A person navigates to the on-line social-media pages of the Canadian Radio-television and Telecommunications Commission (CRTC) on a cell phone in Ottawa on Monday, May 17, 2021. The Aboriginal Peoples Television Network says that in the face of shrinking resources that are making it more difficult to tell Indigenous stories, online streaming services should be required to contribute funding to the Canadian broadcasting system. THE CANADIAN PRESS/Sean Kilpatrick

The trend, which is reflective of what is happening to consumer habits in other jurisdictions, could have a significant impact on the Canadian cultural sector’s ability to develop and produce homegrown TV content.

The bottom-line question, in the current cord-cutting context, remains the same as it has been whenever discussions of the viability of domestic TV production reheats: will Canadians care?

The study in question — the 2024 version of “The Battle for the Canadian Couch Potato,” released last month by the Convergence Research Group — assesses the manner in which consumers in this country access entertainment/information content.
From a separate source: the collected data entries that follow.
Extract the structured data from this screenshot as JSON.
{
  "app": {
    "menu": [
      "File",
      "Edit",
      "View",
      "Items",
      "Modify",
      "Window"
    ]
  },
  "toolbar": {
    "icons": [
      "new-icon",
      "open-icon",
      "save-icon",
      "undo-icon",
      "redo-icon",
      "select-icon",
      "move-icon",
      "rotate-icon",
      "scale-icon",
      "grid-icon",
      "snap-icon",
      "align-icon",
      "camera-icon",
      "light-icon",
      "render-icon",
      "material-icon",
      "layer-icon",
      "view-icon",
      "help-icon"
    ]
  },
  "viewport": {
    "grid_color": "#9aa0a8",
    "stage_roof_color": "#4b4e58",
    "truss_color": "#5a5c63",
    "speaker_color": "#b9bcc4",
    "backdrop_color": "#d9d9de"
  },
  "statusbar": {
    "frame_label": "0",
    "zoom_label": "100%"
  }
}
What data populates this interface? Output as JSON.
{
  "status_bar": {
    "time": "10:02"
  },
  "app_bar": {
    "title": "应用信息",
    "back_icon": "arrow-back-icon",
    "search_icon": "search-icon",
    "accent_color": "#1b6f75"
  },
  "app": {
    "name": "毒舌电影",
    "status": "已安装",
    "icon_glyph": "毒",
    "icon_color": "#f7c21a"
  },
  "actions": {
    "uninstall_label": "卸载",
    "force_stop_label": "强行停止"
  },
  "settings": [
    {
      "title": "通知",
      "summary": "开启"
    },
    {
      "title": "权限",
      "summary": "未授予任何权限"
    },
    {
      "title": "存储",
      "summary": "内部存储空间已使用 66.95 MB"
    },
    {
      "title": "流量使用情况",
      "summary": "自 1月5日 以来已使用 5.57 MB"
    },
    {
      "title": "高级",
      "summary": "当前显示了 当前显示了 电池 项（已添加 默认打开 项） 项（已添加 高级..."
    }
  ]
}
Traditional TV, delivered via broadcast, cable or satellite services, continues to decline in Canada, while so-called OTT (over the top) options — platforms available directly to customers via the internet — have seen their popularity increase.

According to the Couch Potato survey, 42 per cent of Canadians did not subscribe to a traditional TV service at the end of 2023; the research firm forecasts that by 2026 more than half the population will have shed its ties to traditional TV.

More than 80 per cent of Canadian households, meanwhile, subscribe to at least one streaming service.

The reason for the shift is fairly simple: these days, many of the most popular programs reside on streaming services rather than conventional TV networks. At this year’s Emmy Awards, the four leading streaming services — Netflix, Apple TV+, Amazon Prime and Disney+ — took home a total of 47 awards, while mainstream U.S. networks NBC, ABC, Fox and CBS combined for just 13 Emmy wins (specialty cable networks HBO and FX accounted for 31 and 16 trophies, respectively).

The migration of viewers away from traditional TV providers has prompted major players in Canada’s broadcast sector to urge the Canadian Radio-television and Telecommunications Commission to re-examine its policies regarding investment in domestic programming and ease the requirements for Canadian companies to invest in and/or create homegrown content.

At the same time Canada’s broadcast sector is seeking to contribute less to Canadian content creation, foreign-owned streaming services are resisting any regulatory changes that would require them to invest more in Canadian content. That creates a lose/lose situation for viewers hoping to see Canadian stories on their TV screens and for the domestic production community that aspires to tell them.

Absent a regulatory mandate to invest in Canadian content, this country’s media giants would undoubtedly hew toward their natural tendency to be carriers of U.S.-produced programming, rather than broadcasters of homegrown content. Simply put, it’s cheaper (and therefore more profitable) to secure the Canadian rights to an American network show than it is to invest in the development of domestically produced programming.

Relaxing the CRTC’s long-enforced regulatory requirements would, of course, reduce the chances of this country’s industry creating the next homegrown hit to follow in the footsteps of such genuine successes as Schitt’s Creek, Corner Gas, Trailer Park Boys or the various incarnations of Degrassi.

The shift toward streaming creates a delicate conundrum for the CRTC, as it seeks to arrive at a regulatory environment that supports Canada’s cultural industries while coming to grips with the reality that ordinary Canadians are more interested in watching what’s good, rather than in being spoon-fed what an arguably anachronistic bureaucratic entity decrees is good for them.